When we see someone acting unpredictably, we usually rule out the FOOD and FUCK components right away. The FRIEND and FIGHT lines, however, are the lines that are blurred – and that's where the trouble comes in. We're left feeling uneasy, on-guard, and generally wary until more information comes to direct us in how we should act and how to categorize and think of this person.

People with controlled symptoms, or without mental illness altogether, that have physical ailments that cause them to have muscle spasms get targeted the same way. If I walk by so-and-so's desk, am I gonna get hit/kicked by a limb acting autonomously?

Think about this for a minute. Think about feeling unsure, unsafe, uncertain of a situation where you feel that harm could come to you. Walking down a dark street. Walking to your car at night from a friend's house or business. Dropping something off for someone in a questionable part of town. Anything that would give you cause for concern, and anyplace that could make you feel uneasy.

Now, let's go back to our original premise – People stigmatize mental health issues and their owners because of the unpredictability and lack of familiarity. Again, this is fear of the unknown.  It is natural, and instinctual.  Our job here is to make the "unknown" known in a way that it gets equalized, smoothed out, accepted as within the range of normalcy - even if only because it is now "known".

We are not going to easily make a difference with the perceptions of the outliers – the ones at the extreme edges of our mental illness bell-curve. Those that are truly perceived as dangerous will be avoided. Those that are of the highest-functioning strata will still fly under the radar. It's the rest of us – the bulk and the belly of the bell-curve – the ones that function to some degree or another within the confines of society, with standard societal expectations put upon us. Those societal expectations come with the additional societal expectation that we're “normal” too. It's when this is challenged, either by admission, by outing, or by a lapse in symptom management, that there is “other” among them, and the fear creeps in.

What they're not realizing is that mental illness, to some degree, IS the norm....and THAT is where this concept comes in. If you show someone how 'normal' it is, then the fear lessens. And, with that fear, the stigma that goes along with it. The big issue is that people don't always self-identify, and don't want to be outed, leaving them secretly suffering in hopes that the stigma doesn't befall them. Little do they realize that if everyone who self-identified as having some sort of mental illness spoke up, that we'd have the majority. We'd have a strong community. None of us would feel like we're the only ones suffering. We could empower eachother by giving hope that recovery works and that people with their same diagnosis have gone on to do great things and leap obstacles that once seemed like tall and impenetrable brick walls.

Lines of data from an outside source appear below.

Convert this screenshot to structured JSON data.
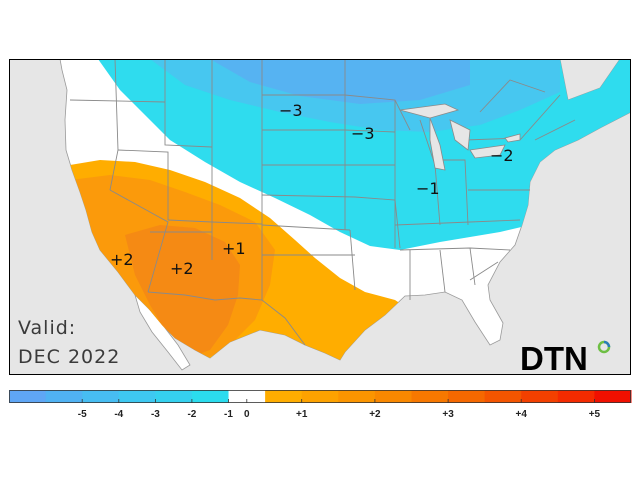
{
  "valid": {
    "line1": "Valid:",
    "line2": "DEC 2022"
  },
  "logo": {
    "text": "DTN"
  },
  "colors": {
    "ocean": "#e6e6e6",
    "land": "#ffffff",
    "border": "#8a8a8a",
    "cold_dark": "#55aaf2",
    "cold_light": "#22e2ec",
    "warm_light": "#ffad00",
    "warm_mid": "#fb9a0b",
    "warm_dark": "#f57f14",
    "logo_green": "#6ebf44",
    "logo_blue": "#2a7db8"
  },
  "map_labels": [
    {
      "id": "label-north-plains",
      "text": "−3"
    },
    {
      "id": "label-upper-midwest",
      "text": "−3"
    },
    {
      "id": "label-northeast",
      "text": "−2"
    },
    {
      "id": "label-ohio-valley",
      "text": "−1"
    },
    {
      "id": "label-california",
      "text": "+2"
    },
    {
      "id": "label-arizona",
      "text": "+2"
    },
    {
      "id": "label-new-mexico",
      "text": "+1"
    }
  ],
  "legend": {
    "ticks": [
      "-5",
      "-4",
      "-3",
      "-2",
      "-1",
      "0",
      "+1",
      "+2",
      "+3",
      "+4",
      "+5"
    ],
    "colors": [
      "#5fa6f5",
      "#50b2f3",
      "#47bdf2",
      "#3ec8f1",
      "#35d1ef",
      "#2bdcee",
      "#ffffff",
      "#ffad00",
      "#fda200",
      "#fb9500",
      "#f98800",
      "#f77800",
      "#f56800",
      "#f45500",
      "#f34000",
      "#f42b00",
      "#f01000"
    ]
  }
}
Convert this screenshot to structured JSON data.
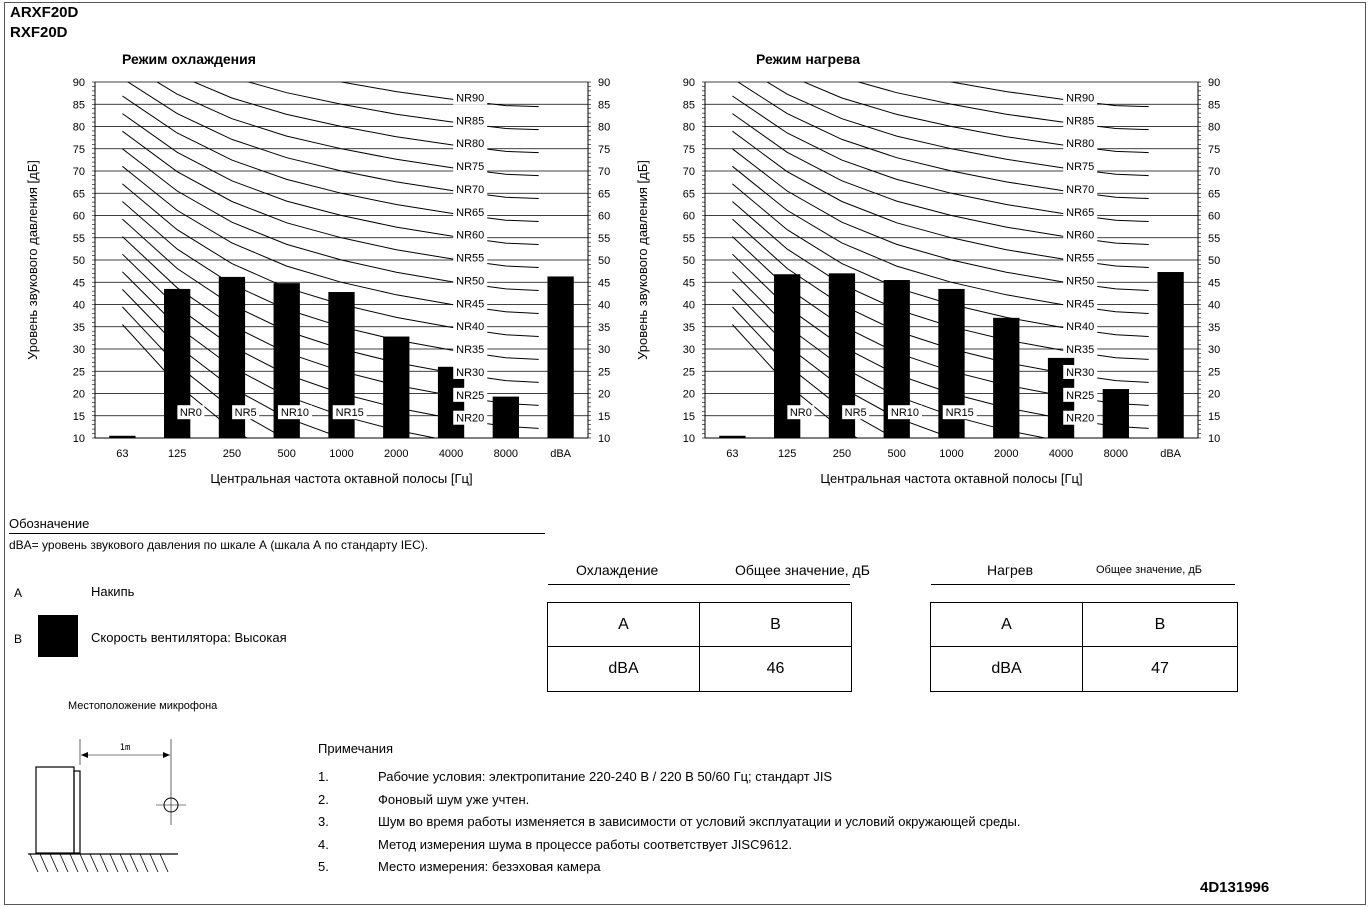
{
  "header": {
    "model_1": "ARXF20D",
    "model_2": "RXF20D"
  },
  "chart_data": [
    {
      "type": "bar",
      "title": "Режим охлаждения",
      "xlabel": "Центральная частота октавной полосы [Гц]",
      "ylabel": "Уровень звукового давления [дБ]",
      "ylim": [
        10,
        90
      ],
      "yticks": [
        10,
        15,
        20,
        25,
        30,
        35,
        40,
        45,
        50,
        55,
        60,
        65,
        70,
        75,
        80,
        85,
        90
      ],
      "categories": [
        "63",
        "125",
        "250",
        "500",
        "1000",
        "2000",
        "4000",
        "8000",
        "dBA"
      ],
      "series": [
        {
          "values": [
            10.5,
            43.5,
            46.2,
            44.8,
            42.8,
            32.8,
            26,
            19.3,
            46.3
          ]
        }
      ],
      "nr_curve_labels": [
        "NR0",
        "NR5",
        "NR10",
        "NR15",
        "NR20",
        "NR25",
        "NR30",
        "NR35",
        "NR40",
        "NR45",
        "NR50",
        "NR55",
        "NR60",
        "NR65",
        "NR70",
        "NR75",
        "NR80",
        "NR85",
        "NR90"
      ],
      "bar_color": "#000000"
    },
    {
      "type": "bar",
      "title": "Режим нагрева",
      "xlabel": "Центральная частота октавной полосы [Гц]",
      "ylabel": "Уровень звукового давления [дБ]",
      "ylim": [
        10,
        90
      ],
      "yticks": [
        10,
        15,
        20,
        25,
        30,
        35,
        40,
        45,
        50,
        55,
        60,
        65,
        70,
        75,
        80,
        85,
        90
      ],
      "categories": [
        "63",
        "125",
        "250",
        "500",
        "1000",
        "2000",
        "4000",
        "8000",
        "dBA"
      ],
      "series": [
        {
          "values": [
            10.5,
            46.8,
            47,
            45.5,
            43.5,
            37,
            28,
            21,
            47.3
          ]
        }
      ],
      "nr_curve_labels": [
        "NR0",
        "NR5",
        "NR10",
        "NR15",
        "NR20",
        "NR25",
        "NR30",
        "NR35",
        "NR40",
        "NR45",
        "NR50",
        "NR55",
        "NR60",
        "NR65",
        "NR70",
        "NR75",
        "NR80",
        "NR85",
        "NR90"
      ],
      "bar_color": "#000000"
    }
  ],
  "legend": {
    "title": "Обозначение",
    "dba_note": "dBA= уровень звукового давления по шкале А (шкала А по стандарту IEC).",
    "a_letter": "A",
    "a_label": "Накипь",
    "b_letter": "B",
    "b_label": "Скорость вентилятора: Высокая"
  },
  "cooling_table": {
    "title": "Охлаждение",
    "total_label": "Общее значение, дБ",
    "col_a": "A",
    "col_b": "B",
    "row_label": "dBA",
    "value": "46"
  },
  "heating_table": {
    "title": "Нагрев",
    "total_label": "Общее значение, дБ",
    "col_a": "A",
    "col_b": "B",
    "row_label": "dBA",
    "value": "47"
  },
  "microphone": {
    "title": "Местоположение микрофона",
    "distance": "1m"
  },
  "notes": {
    "title": "Примечания",
    "items": [
      {
        "num": "1.",
        "text": "Рабочие условия: электропитание 220-240 В / 220 В 50/60 Гц; стандарт JIS"
      },
      {
        "num": "2.",
        "text": "Фоновый шум уже учтен."
      },
      {
        "num": "3.",
        "text": "Шум во время работы изменяется в зависимости от условий эксплуатации и условий окружающей среды."
      },
      {
        "num": "4.",
        "text": "Метод измерения шума в процессе работы соответствует JISC9612."
      },
      {
        "num": "5.",
        "text": "Место измерения: безэховая камера"
      }
    ]
  },
  "doc_code": "4D131996"
}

This is where this magazine excels.

Authors and artists are asked to specify their diagnosis, along with their submissions. Why? So the reader can see that people with that diagnosis are capable of this talent, this expression, and can have their works published online and in print. When someone sees this, they are empowered. Why? Because the original paradigm is rewritten. Instead of seeing someone thought negatively of, and identifying similarly, the 'they're hated; me too!' moves to that of success – 'they're talented, cherished, respected, loved, awesome; ME TOO!' That's our hope, anyways.